What they did have in common were long-tenured dictatorships with uncertain political and economic futures. Bongo’s failing health and fitness-to-rule may very well have been a concern. Bongo’s New Year’s Eve speech, slurred at times, did not inspire confidence in his leadership. The sluggish economy has also seen several general strikes in the oil-rich country.

And though less powerful plotters may act under the hope that other domestic forces will join them, Obiang and his colleagues could also have been emboldened by the international community’s accomodating reaction toward Zimbabwe’s Armed Forces. Perhaps planning to sell a “good coup” that would push a democratic transition, the plotters may have expected the AU and others to remain silent. Recent precedent, of course, suggested a tempered response when targeting ailing dictators who had manipulated the electoral system to extend their rule.
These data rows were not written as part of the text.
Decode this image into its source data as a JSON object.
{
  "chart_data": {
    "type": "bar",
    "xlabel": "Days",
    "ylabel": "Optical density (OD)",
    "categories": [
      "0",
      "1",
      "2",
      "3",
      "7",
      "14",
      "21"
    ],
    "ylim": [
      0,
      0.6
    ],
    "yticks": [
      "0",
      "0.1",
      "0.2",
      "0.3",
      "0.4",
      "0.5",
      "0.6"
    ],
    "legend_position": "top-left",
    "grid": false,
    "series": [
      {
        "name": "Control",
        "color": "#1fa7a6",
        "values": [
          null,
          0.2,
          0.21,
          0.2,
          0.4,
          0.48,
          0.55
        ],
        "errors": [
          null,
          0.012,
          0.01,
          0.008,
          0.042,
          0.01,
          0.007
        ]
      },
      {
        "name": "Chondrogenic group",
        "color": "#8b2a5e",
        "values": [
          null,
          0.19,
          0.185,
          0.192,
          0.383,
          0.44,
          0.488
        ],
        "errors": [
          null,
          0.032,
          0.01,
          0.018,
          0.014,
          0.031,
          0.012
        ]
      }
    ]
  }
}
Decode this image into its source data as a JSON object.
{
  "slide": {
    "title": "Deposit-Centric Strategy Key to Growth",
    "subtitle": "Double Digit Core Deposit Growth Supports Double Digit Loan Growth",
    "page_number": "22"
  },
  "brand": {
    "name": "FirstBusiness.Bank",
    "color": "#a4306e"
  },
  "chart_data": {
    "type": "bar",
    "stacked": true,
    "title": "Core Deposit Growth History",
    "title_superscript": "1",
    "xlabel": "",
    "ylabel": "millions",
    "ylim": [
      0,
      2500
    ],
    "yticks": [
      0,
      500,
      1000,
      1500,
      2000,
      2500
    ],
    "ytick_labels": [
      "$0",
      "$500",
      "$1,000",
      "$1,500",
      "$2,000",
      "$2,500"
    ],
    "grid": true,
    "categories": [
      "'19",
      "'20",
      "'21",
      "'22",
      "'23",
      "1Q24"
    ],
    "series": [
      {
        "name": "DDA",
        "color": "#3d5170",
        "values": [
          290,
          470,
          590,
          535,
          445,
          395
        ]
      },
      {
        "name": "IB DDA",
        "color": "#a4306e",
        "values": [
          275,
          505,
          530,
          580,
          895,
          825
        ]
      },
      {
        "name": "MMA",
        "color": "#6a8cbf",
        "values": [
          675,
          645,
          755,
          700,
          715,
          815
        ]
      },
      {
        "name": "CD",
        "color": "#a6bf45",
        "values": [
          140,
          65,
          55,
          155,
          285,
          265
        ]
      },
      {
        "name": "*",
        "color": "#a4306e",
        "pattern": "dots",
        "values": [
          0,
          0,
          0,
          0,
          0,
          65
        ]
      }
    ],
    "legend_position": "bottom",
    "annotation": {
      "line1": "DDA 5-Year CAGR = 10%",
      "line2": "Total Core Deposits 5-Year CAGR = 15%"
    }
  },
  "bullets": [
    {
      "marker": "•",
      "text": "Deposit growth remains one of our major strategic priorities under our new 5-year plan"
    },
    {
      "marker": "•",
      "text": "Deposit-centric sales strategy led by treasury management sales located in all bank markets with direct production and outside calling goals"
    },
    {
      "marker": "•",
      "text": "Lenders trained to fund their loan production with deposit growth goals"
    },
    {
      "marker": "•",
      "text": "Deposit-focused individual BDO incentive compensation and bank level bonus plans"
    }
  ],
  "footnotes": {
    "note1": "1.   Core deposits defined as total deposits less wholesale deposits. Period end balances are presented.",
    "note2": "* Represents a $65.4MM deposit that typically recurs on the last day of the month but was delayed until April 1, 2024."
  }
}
While the coup’s failure keeps us from seeing how relevant actors would have responded to Bongo’s ouster, the coup attempt acts as a reminder that coups remain a major threat to the region’s political order. Coups might sometimes result in transitions to democracy, but such outcomes are themselves rare, almost invariably rely on domestic popular support, and can frequently lead to further political deteriorization and substantial loss of life. It would do the international community and its members well to prevent such acts.

Jonathan Powell is an associate professor of political science at the University of Central Florida. Mwita Chacha is an assistant professor of political science at Nazarbayev University, Astana, Kazakhstan.